Mass transport induced by infragravity wave

Mass transport induced by group-forced subharmonic waves (infragravity waves) is investigated in the present study. A theoretical solution for subharmonic waves' kinematic contributions to fourth-order mass transport and drifting velocity has been proposed for any depth and bandwidth for the first time. This model is validated using particle-tracking simulations driven by the flow field generated by the SWASH numerical model. The subharmonic-induced mass transport solution is dependent on a weighted sum of the subharmonic velocity variance spectrum and velocity skewness bispectrum. For narrow-banded waves with long wave group relative to depth, the weightings become independent of spectral components, and the solution is recovered in the time domain. Two mechanisms contributing to mass transport were identified: a forward drift resulting from self-interaction similar to Stokes drift, and a depth-decaying backward drift induced by negative subharmonic velocity skewness due to the anti-phase coupling between subharmonics and wave groups. For narrow-banded waves the forward transport surpasses the backward transport for kh<0.72. For other waves, the critical kh for this phenomenon decreases as wave period, bandwidth and bed slope increases.

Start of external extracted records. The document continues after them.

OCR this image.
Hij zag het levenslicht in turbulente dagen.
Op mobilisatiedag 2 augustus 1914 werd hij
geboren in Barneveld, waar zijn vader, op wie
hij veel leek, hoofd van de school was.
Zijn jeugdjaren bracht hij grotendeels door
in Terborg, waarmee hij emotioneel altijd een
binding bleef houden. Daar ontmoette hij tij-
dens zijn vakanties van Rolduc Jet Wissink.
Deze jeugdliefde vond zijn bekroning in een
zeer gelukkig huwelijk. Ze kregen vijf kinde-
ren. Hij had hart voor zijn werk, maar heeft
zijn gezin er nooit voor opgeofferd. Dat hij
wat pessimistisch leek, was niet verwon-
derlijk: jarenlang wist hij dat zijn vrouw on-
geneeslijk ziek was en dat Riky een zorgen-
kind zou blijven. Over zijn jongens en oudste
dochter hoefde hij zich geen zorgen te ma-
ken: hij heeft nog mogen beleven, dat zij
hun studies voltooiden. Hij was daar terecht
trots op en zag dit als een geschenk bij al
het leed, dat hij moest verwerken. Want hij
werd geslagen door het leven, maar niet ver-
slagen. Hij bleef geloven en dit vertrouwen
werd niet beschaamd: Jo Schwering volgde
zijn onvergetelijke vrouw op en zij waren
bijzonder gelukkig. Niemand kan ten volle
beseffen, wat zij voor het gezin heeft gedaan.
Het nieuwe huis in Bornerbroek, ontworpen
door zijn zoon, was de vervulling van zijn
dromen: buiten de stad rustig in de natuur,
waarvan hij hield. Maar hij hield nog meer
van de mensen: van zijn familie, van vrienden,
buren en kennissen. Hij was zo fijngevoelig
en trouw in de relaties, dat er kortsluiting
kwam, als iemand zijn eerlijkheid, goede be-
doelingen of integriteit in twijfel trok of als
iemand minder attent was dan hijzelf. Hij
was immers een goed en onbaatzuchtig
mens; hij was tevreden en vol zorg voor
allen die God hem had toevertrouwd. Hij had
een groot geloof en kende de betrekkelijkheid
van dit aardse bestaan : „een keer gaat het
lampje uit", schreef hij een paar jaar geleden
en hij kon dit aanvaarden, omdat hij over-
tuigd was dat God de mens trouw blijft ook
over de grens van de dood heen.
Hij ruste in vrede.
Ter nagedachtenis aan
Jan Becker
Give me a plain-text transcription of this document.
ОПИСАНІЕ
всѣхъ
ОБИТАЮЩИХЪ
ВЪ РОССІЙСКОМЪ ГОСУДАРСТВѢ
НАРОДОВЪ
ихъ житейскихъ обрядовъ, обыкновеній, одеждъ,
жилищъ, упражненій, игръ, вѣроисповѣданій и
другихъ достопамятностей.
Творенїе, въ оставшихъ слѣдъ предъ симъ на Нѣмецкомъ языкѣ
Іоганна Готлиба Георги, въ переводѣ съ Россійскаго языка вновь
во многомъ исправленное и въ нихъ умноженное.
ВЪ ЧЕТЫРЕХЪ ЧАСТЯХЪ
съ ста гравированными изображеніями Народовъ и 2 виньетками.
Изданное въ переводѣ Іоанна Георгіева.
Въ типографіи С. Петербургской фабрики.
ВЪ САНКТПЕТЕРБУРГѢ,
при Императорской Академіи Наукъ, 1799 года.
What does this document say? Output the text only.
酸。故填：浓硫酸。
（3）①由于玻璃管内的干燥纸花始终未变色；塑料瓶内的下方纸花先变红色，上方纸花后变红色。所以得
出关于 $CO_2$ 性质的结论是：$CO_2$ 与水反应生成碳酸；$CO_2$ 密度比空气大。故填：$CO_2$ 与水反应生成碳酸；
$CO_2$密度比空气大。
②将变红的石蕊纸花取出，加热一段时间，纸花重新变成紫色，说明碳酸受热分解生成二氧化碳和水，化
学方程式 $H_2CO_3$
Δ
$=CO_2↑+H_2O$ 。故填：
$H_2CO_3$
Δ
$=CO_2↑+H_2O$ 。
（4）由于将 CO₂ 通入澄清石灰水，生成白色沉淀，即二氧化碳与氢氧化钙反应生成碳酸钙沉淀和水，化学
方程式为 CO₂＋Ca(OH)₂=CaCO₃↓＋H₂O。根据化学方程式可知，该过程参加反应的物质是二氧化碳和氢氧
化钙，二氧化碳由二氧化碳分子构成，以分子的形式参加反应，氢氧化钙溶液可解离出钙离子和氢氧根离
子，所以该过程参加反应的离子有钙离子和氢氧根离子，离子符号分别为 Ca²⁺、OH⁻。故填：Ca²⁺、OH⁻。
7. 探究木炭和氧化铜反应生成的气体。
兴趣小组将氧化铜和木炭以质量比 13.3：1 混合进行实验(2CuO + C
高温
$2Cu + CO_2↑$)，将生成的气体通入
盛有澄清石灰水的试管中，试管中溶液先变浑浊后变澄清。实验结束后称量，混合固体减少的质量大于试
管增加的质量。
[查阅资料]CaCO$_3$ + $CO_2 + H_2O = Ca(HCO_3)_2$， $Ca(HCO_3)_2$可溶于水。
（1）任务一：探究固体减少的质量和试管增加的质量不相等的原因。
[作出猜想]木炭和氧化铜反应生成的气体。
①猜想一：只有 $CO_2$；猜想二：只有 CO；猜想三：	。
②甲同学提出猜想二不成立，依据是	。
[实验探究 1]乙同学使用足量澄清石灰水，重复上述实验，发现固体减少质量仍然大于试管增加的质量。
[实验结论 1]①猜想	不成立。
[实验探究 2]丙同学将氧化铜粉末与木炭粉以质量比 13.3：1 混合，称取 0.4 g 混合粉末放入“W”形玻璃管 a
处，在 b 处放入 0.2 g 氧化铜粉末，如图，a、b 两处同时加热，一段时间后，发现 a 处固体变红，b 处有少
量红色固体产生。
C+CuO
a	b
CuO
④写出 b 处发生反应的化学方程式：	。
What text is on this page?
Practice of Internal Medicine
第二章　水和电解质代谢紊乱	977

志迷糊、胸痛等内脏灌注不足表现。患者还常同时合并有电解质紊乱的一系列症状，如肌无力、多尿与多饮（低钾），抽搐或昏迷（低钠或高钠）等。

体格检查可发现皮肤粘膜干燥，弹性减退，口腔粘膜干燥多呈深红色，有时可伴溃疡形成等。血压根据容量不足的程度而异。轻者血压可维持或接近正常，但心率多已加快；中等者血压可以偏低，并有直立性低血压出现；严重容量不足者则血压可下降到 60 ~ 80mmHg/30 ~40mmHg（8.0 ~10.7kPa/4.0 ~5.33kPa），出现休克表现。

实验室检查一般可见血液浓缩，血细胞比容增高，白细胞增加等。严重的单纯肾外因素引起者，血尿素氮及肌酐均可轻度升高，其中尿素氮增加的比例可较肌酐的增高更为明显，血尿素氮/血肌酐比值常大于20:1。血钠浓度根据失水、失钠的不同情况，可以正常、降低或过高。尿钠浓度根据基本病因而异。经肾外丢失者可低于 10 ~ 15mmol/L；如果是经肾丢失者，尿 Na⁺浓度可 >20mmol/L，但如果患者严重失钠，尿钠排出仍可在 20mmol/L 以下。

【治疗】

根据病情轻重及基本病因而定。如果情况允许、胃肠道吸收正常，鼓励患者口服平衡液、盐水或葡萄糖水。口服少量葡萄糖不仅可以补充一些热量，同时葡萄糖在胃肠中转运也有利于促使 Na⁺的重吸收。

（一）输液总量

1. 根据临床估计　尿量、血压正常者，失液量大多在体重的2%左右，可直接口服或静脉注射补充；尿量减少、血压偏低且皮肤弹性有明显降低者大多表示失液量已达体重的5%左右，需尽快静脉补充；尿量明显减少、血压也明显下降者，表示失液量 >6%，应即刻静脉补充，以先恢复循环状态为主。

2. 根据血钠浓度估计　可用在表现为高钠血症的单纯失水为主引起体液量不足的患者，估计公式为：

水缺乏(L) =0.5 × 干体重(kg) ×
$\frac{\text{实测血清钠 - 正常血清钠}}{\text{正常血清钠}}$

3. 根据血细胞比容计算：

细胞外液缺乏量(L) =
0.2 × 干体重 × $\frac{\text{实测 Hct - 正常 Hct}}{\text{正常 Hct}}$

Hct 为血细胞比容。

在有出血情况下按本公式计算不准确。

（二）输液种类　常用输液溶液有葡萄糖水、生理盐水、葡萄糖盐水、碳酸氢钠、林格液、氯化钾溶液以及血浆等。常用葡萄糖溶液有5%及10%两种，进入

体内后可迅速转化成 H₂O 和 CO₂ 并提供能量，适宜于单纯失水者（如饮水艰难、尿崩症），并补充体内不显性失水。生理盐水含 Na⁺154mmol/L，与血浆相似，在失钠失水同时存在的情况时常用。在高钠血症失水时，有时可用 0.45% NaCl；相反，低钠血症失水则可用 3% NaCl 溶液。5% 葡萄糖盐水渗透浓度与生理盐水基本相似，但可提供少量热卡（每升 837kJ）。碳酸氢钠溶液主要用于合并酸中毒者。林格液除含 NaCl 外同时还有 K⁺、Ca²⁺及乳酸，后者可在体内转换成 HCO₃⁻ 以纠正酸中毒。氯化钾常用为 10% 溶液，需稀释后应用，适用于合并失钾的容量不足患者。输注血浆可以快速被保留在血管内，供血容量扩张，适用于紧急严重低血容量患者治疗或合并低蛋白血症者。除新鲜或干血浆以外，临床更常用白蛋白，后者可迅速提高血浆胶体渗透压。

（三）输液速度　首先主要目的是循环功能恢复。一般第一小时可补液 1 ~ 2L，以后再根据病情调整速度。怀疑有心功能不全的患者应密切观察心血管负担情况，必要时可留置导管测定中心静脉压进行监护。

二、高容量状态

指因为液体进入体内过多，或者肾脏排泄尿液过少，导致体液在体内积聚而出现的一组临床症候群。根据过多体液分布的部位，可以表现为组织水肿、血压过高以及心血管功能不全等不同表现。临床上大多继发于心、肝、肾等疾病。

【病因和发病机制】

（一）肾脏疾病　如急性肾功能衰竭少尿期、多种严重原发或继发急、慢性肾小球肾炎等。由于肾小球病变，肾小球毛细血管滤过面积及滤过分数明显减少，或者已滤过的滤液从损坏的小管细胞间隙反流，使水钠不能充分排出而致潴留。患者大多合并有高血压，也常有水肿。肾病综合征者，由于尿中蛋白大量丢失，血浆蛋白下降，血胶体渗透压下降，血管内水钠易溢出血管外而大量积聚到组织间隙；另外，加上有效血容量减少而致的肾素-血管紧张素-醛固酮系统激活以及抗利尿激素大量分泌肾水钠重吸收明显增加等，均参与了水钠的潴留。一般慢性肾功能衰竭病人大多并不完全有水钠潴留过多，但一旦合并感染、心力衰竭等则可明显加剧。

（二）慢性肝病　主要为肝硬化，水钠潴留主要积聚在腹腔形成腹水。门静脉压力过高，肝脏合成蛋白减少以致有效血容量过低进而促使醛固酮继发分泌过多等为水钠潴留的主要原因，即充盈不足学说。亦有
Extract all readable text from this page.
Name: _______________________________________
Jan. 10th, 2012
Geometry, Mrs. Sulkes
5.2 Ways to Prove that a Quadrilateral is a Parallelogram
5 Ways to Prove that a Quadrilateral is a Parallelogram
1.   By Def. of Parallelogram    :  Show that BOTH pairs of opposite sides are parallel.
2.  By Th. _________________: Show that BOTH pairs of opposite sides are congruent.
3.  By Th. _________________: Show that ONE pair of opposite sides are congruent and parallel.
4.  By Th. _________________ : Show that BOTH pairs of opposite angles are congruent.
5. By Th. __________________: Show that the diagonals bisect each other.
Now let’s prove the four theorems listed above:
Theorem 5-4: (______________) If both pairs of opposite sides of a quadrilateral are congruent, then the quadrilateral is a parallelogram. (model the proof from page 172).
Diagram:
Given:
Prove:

At greater depths or steeper bed slopes, near-surface backward transport predominates over forward transport; at shallower depths or gentler slopes, forward transport is dominant throughout the water column. Although smaller than Stokes transport, the subharmonic wave-induced mass transport can affect the long-term trajectory of a particle. This study provides the first evidence and insight for the influences of group-forced subharmonics on vertically varying mass transport from ocean surface to seabed in coastal environments.